1. 20
  1. 4

    Does this mean it’s possible to just watch the DHT on IPFS and pull data people are inserting? It’s not encrypted in any way?

    1. 8

      That’s exactly what this is :)

      You’re free to publish encrypted content on the IPFS, but you aren’t obligated to.

      1. 6

        And I wouldn’t, since encrypted content on IPFS would be exposed to everyone and brute-forced eventually if anyone cared (once the cipher is broken in the future, etc)

        1. 3

          This is kind of my worry with IPFS. I wanted to have a “private” thing where I could also share with my family in a mostly-secure way (essentially, least chance of leaking everything to the whole world while still being able to access my legitimately-acquired music collection without having to ssh home). Turns out that’s not simple to set up.

          1. 6

            We ([0][1]) are trying to add encryption and other security enhancements, including safe sharing, on top of IPFS. Still pre-alpha though.

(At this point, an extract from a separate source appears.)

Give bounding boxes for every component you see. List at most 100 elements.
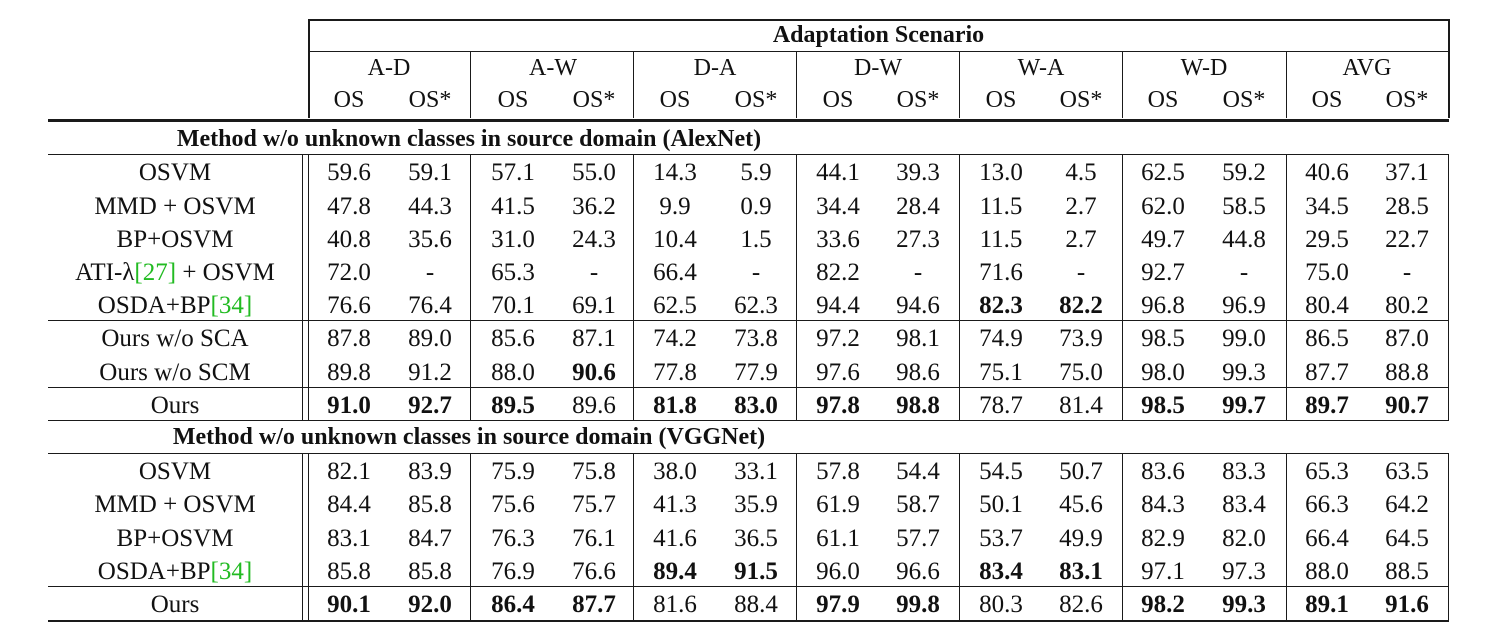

            [0] - https://github.com/Peergos/Peergos

            [1] - https://peergos.github.io/book

            1. 5

              You just have to add encryption on before transmission. IPFS is kind of a low level thing (Like how you won’t find any encryption in TCP because that comes later), It really needs good apps built on top to be useful.

              1. 2

                IPFS is a better bittorrent, which is designed to work very well as a replacement for the public web. Private sharing has different requirements – I use syncthing for a similar semantic in private.

                1. 1

                  Do you guys know about upspin ? What do you think of it ? One if its stated goal is security. But it seems to be at quite an early stage for now.

                2. 2

                  Interesting. I bet a lot of inserters aren’t aware. Sounds like a great opportunity for bots that:

                  • look for copyrighted/illegal content, the IP addresses of the nodes seeding them, automating contacting the ISP
                  • Scan for cryptocoin wallets/private keys
                  • Unencrypyted keepass backups, etc

                  More relevant to the article though, I like the Rust code. Very readable!

                  1. 5

                    IPFS is basically just a big torrent swarm. Doing that “copyrighted content scan” thing on the bittorrent DHT is already possible (and I’m pretty sure that’s how they send those notices already)

              2. 2

                By the way, this guide, and the crate it showcases, assumes that you have an IPFS node running on your localhost. It seems that setting that up and running it is out of scope for this guide.

                1. 2

                  Yeah, I didn’t go over that part because it’s quite easy to set up ipfs. Just get the package from your repos or download the binary (statically compiled Go).

                  After that it’s just ipfs init to initialize everything and ipfs daemon to run your local daemon.

                2. 1

                  By the way, if you actually run this, you’ll find some pretty wacky images. I think people only save the weird stuff, so everyone is curating for unusual-ness by default, and this is a fun way to tap into that zeitgeist. Getting an IPFS daemon going using nix-env is really simple.